The op-ed did not name Mr Depp, but Ms Heard had already publicly accused him of domestic violence two years earlier. Hence, lawyers for Mr Depp argued that she was clearly referencing him.

Before the verdict, the judge instructed the jury to choose a level of compensatory damages that would “fairly compensate” plaintiffs for financial losses due to defamatory statements, damage to their business, injury to their reputation, and “any pain, embarrassment, humiliation, or mental suffering”.

They were told to award punitive damages on top of this only if they believed that Heard’s statements, or those of Depp’s lawyer, were knowingly false or made “so recklessly as to amount to a willful disregard for the truth” – meaning the speakers had “a high degree of awareness that the statements were probably false”.

Evidently, the jury believed that at least one of Heard’s statements justified that punitive damages, while only one of Depp’s lawyer’s statements cleared the lower bar for compensatory damages.

What were the statements at issue?

Heard first accused Depp of abusing her in 2016, when she filed for divorce and obtained a temporary restraining order against him.

“During the entirety of our relationship, Johnny has been verbally and physically abusive to me. I endured excessive emotional, verbal and physical abuse from Johnny, which has included angry, hostile, humiliating and threatening assaults to me whenever I questioned his authority or disagreed with him,” she said at the time.

After their divorce settlement, they released a joint statement saying: “Neither party has made false accusations for financial gain. There was never any intent of physical or emotional harm."

In 2018, though, Heard wrote an op-ed about sexual violence in which she identified herself as a survivor. Depp’s lawsuit took aim at three sections of that op-ed, which he argued were false and defamatory.

The first was the headline, which Heard did not write, and which read: “I spoke up about sexual violence – and faced our culture’s wrath”. The second was her claim that “two years ago, I became a public figure representing domestic abuse, and I felt the full force of our culture’s wrath for women who speak out.”

The third part read: “I had the rare vantage point of seeing, in real time, how institutions protect men accused of abuse.”

According to the judge’s instructions, the jury had to believe not only that all three of these claims were false, but that they would be read by others as referring to Depp, that they were “designed and intended” by Heard to defame him, and that she made them with actual malice.

Heard’s countersuit, meanwhile, concerned three statements from Depp’s lawyer Adam Waldman.
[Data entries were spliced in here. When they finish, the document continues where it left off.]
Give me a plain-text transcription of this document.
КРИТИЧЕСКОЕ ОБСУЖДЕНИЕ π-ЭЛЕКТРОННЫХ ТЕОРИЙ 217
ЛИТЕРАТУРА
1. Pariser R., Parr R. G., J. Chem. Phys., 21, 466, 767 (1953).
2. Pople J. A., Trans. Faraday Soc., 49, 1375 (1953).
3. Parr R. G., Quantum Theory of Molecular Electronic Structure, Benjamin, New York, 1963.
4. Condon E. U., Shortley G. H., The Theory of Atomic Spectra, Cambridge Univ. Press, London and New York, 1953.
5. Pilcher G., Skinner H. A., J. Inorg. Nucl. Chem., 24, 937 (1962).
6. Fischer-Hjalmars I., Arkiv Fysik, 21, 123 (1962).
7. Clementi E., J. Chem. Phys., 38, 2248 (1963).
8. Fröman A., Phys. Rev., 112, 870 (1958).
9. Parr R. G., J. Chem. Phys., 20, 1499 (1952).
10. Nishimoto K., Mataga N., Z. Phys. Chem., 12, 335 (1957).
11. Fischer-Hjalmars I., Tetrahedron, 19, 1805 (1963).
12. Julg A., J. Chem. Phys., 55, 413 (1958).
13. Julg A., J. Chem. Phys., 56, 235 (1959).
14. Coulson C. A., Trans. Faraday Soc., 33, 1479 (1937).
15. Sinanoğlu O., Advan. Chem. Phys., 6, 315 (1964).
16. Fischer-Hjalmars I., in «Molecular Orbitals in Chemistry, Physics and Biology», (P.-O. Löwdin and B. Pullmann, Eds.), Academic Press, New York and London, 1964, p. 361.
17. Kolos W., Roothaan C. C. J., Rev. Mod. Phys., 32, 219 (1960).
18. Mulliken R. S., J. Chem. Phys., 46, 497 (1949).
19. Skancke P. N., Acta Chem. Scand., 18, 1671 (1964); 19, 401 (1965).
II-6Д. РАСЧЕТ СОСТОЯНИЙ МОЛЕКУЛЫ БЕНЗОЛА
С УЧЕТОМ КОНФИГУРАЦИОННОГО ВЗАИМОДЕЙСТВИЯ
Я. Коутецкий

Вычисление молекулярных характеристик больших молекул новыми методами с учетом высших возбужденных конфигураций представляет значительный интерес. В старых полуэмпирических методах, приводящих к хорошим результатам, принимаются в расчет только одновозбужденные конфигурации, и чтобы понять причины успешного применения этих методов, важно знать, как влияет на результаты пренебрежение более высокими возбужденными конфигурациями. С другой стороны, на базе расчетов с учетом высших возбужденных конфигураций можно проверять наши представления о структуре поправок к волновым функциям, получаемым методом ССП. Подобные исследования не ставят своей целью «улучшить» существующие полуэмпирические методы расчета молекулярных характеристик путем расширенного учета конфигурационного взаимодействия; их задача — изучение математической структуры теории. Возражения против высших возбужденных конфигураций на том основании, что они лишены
In the first, he accused “Heard and her friends in the media” of “us[ing] fake sexual violent allegations as both a sword and a shield”.
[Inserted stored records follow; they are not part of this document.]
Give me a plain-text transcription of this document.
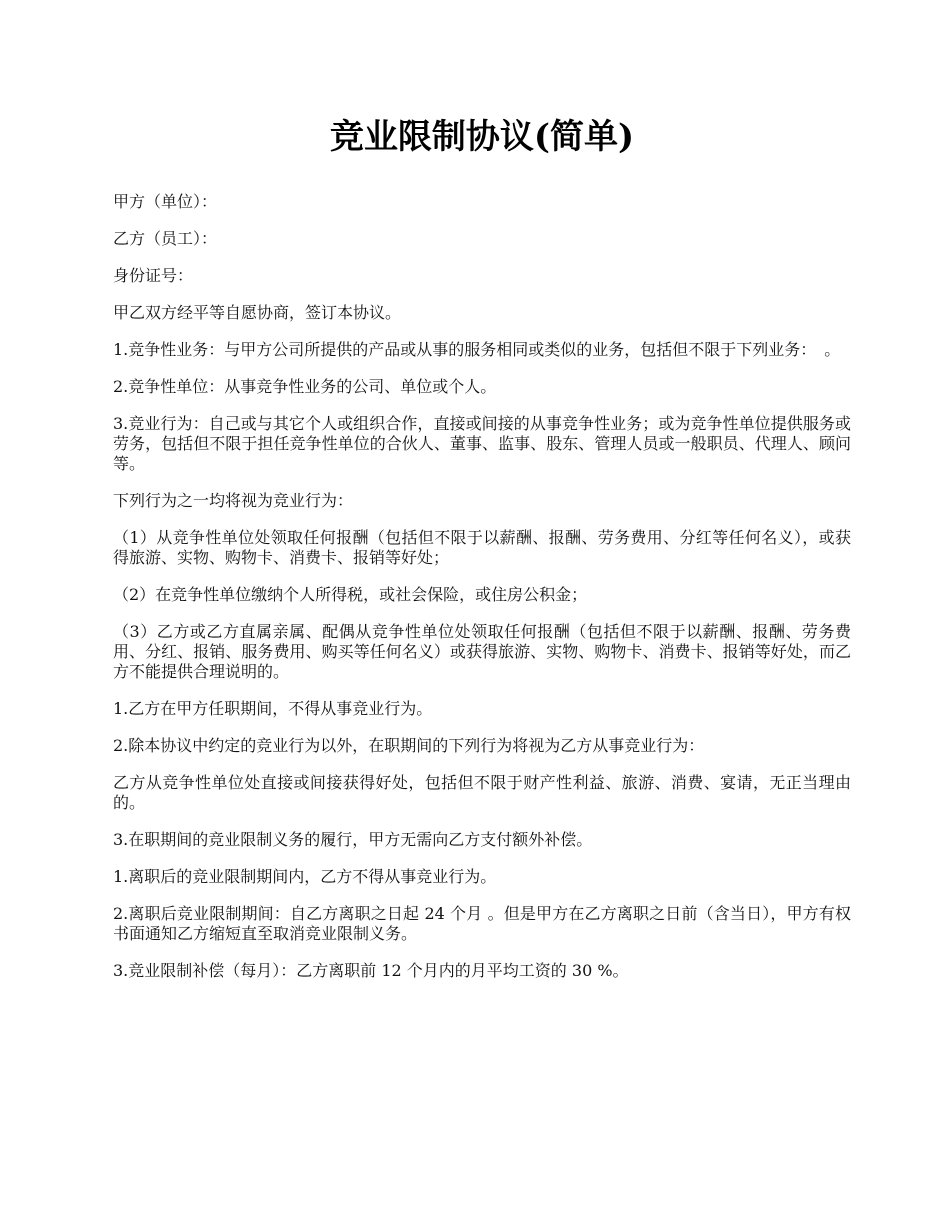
竞业限制协议(简单)

甲方（单位）：

乙方（员工）：

身份证号：

甲乙双方经平等自愿协商，签订本协议。

1.竞争性业务：与甲方公司所提供的产品或从事的服务相同或类似的业务，包括但不限于下列业务：　。

2.竞争性单位：从事竞争性业务的公司、单位或个人。

3.竞业行为：自己或与其它个人或组织合作，直接或间接的从事竞争性业务；或为竞争性单位提供服务或劳务，包括但不限于担任竞争性单位的合伙人、董事、监事、股东、管理人员或一般职员、代理人、顾问等。

下列行为之一均将视为竞业行为：

（1）从竞争性单位处领取任何报酬（包括但不限于以薪酬、报酬、劳务费用、分红等任何名义），或获得旅游、实物、购物卡、消费卡、报销等好处；

（2）在竞争性单位缴纳个人所得税，或社会保险，或住房公积金；

（3）乙方或乙方直属亲属、配偶从竞争性单位处领取任何报酬（包括但不限于以薪酬、报酬、劳务费用、分红、报销、服务费用、购买等任何名义）或获得旅游、实物、购物卡、消费卡、报销等好处，而乙方不能提供合理说明的。

1.乙方在甲方任职期间，不得从事竞业行为。

2.除本协议中约定的竞业行为以外，在职期间的下列行为将视为乙方从事竞业行为：

乙方从竞争性单位处直接或间接获得好处，包括但不限于财产性利益、旅游、消费、宴请，无正当理由的。

3.在职期间的竞业限制义务的履行，甲方无需向乙方支付额外补偿。

1.离职后的竞业限制期间内，乙方不得从事竞业行为。

2.离职后竞业限制期间：自乙方离职之日起 24 个月 。但是甲方在乙方离职之日前（含当日），甲方有权书面通知乙方缩短直至取消竞业限制义务。

3.竞业限制补偿（每月）：乙方离职前 12 个月内的月平均工资的 30 %。
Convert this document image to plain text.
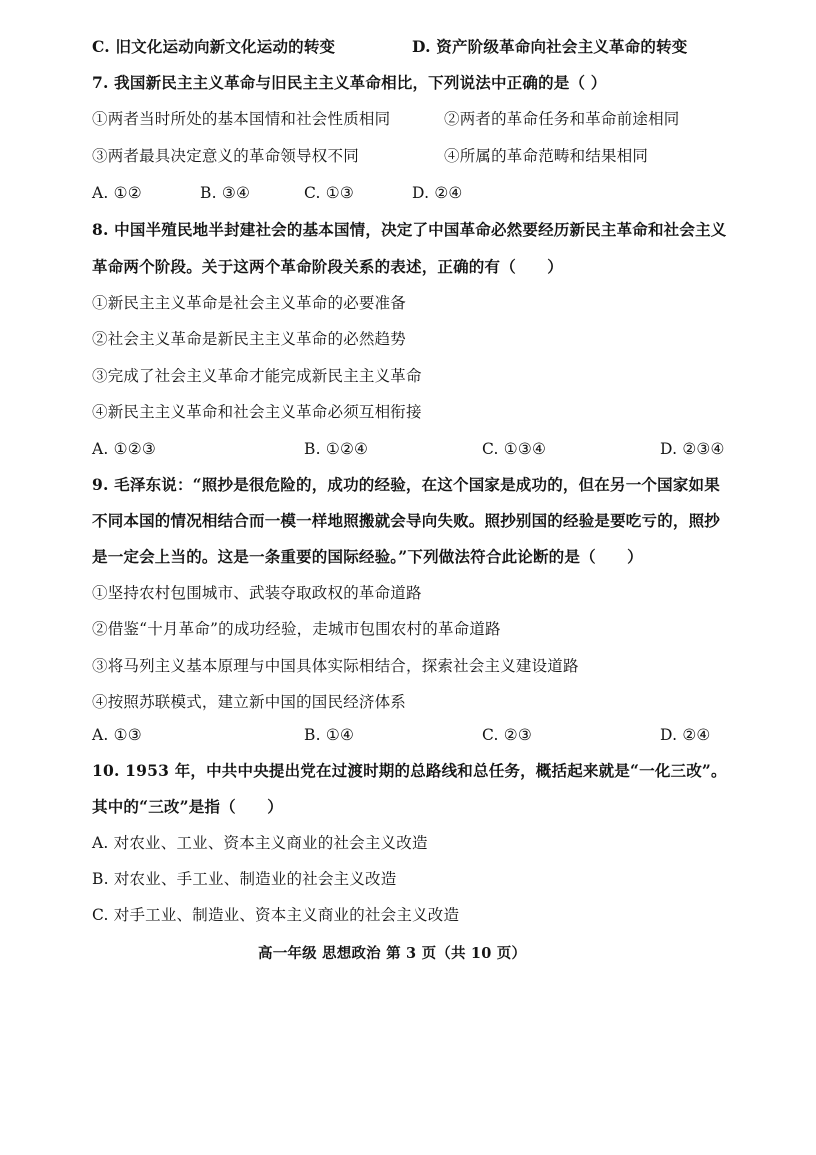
C. 旧文化运动向新文化运动的转变	D. 资产阶级革命向社会主义革命的转变
7. 我国新民主主义革命与旧民主主义革命相比，下列说法中正确的是（ ）
①两者当时所处的基本国情和社会性质相同	②两者的革命任务和革命前途相同
③两者最具决定意义的革命领导权不同	④所属的革命范畴和结果相同
A. ①②	B. ③④	C. ①③	D. ②④
8. 中国半殖民地半封建社会的基本国情，决定了中国革命必然要经历新民主革命和社会主义
革命两个阶段。关于这两个革命阶段关系的表述，正确的有（　　）
①新民主主义革命是社会主义革命的必要准备
②社会主义革命是新民主主义革命的必然趋势
③完成了社会主义革命才能完成新民主主义革命
④新民主主义革命和社会主义革命必须互相衔接
A. ①②③	B. ①②④	C. ①③④	D. ②③④
9. 毛泽东说：“照抄是很危险的，成功的经验，在这个国家是成功的，但在另一个国家如果
不同本国的情况相结合而一模一样地照搬就会导向失败。照抄别国的经验是要吃亏的，照抄
是一定会上当的。这是一条重要的国际经验。”下列做法符合此论断的是（　　）
①坚持农村包围城市、武装夺取政权的革命道路
②借鉴“十月革命”的成功经验，走城市包围农村的革命道路
③将马列主义基本原理与中国具体实际相结合，探索社会主义建设道路
④按照苏联模式，建立新中国的国民经济体系
A. ①③	B. ①④	C. ②③	D. ②④
10. 1953 年，中共中央提出党在过渡时期的总路线和总任务，概括起来就是“一化三改”。
其中的“三改”是指（　　）
A. 对农业、工业、资本主义商业的社会主义改造
B. 对农业、手工业、制造业的社会主义改造
C. 对手工业、制造业、资本主义商业的社会主义改造
高一年级 思想政治 第 3 页（共 10 页）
In the second, he claimed Heard and her friends had deliberately "set Mr Depp up" by fabricating damage to their home, coordinating their stories together, and then making a false emergency call. In the third, he referred to Heard’s allegations as an “abuse hoax”.

The jury decided that only the second claim fulfilled all the criteria for defamation, meaning it was both false and made with actual malice.